George, C. J., Baxter, J., Werdegar, J., Chin, J., and Lucas, J.,* concurred.
This answer, of course, effectively requires the filing of a motion by the nonemployee spouse. From all that appears, such is the common, and not unduly onerous, practice, even for *386one appearing in propria persona. And, obviously, it occurs in the context of a proceeding that has already been initiated.
We note in passing that, in her letter of August 3, 1992, Lois made no demand on Carlos, strictly speaking, but simply asked whether he planned to retire in the near future and stated her intention, if he did not, to file the motion in question. Carlos, however, evidently inferred a demand. Had he done otherwise, he might have injected another issue into the proceeding.
Here, more than $51,000 over almost four years.
Of course, if Carlos had received his retirement benefits, Lois would apparently have had a claim to her share of the community property interest therein. (See, e.g„ Henn v. Henn (1980) 26 Cal.3d 323, 328-333 [161 Cal.Rptr. 502, 605 P.2d 10].) He did not. She does not.
Lois discerns support for premotion payment in the Legislature’s declaration that former section 4800.8 of the Civil Code should be “deemed to be retroactive to June 1, 1988.” (Stats. 1988, ch. 542, § 9, p. 1999.) We do not. Surely, the provision is applicable. But, as shown in the text, its application does not compel Carlos to pay what she seeks.
Lois also discerns support for premotion payment in the marital settlement agreement. Here too, we do not. Neither expressly nor impliedly did Carlos bind himself to pay what she seeks.
We note in passing that the superior court should have determined the community property interest in Carlos’s retirement benefits in STRS as of March 31,1993, the date of the filing of Lois’s motion for immediate payment. Instead, it made its determination, in accordance with her motion, as of May 1992. Carlos has not made any complaint in this regard. Neither has Lois. Nor may she.

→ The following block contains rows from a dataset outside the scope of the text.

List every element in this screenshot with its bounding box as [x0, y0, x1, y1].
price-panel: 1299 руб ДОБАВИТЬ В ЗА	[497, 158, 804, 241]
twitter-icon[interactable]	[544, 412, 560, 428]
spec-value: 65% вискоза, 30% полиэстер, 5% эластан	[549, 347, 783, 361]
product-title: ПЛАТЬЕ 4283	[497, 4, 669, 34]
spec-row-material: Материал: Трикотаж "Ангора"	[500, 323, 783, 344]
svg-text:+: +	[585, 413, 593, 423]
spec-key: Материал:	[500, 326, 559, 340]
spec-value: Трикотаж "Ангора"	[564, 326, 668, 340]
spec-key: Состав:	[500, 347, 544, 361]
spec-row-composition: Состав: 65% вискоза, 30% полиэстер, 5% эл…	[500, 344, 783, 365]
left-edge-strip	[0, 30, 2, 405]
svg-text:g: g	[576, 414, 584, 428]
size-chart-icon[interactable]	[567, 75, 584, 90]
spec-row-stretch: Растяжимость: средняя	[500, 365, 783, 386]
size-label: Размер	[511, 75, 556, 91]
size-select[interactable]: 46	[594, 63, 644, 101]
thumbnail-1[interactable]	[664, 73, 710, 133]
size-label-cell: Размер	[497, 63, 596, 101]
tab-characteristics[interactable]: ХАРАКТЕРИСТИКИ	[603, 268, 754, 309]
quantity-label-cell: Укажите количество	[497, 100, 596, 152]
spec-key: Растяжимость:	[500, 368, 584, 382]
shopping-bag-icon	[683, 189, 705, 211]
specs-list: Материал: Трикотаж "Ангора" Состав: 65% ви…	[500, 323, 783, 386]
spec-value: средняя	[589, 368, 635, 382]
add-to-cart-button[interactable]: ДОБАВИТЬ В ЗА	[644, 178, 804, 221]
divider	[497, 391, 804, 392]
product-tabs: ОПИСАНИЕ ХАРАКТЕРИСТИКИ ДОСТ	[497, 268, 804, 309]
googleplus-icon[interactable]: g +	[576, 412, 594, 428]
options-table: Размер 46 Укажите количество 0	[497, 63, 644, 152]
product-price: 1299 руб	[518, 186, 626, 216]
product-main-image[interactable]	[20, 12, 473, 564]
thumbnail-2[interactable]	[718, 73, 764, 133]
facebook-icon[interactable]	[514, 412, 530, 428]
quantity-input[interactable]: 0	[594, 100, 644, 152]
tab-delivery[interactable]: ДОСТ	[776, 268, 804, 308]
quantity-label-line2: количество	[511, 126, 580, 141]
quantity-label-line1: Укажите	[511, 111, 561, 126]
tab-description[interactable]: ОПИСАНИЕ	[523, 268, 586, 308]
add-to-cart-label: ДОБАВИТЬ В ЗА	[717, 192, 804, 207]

The Court of Appeal ordered Carlos and Lois each to bear his or her own attorney fees and costs on appeal. In his brief on the merits, Carlos suggests for the first time that the court may have erred. We may decline to reach an issue, like the present, that was not set forth in the petition for review or any answer thereto, or that is not fairly included in one that was. (Cal. Rules of Court, rule 28(e)(2).) We do so here.
Retired Chief Justice of the Supreme Court, assigned by the Acting Chief Justice pursuant to article VI, section 6, of the California Constitution.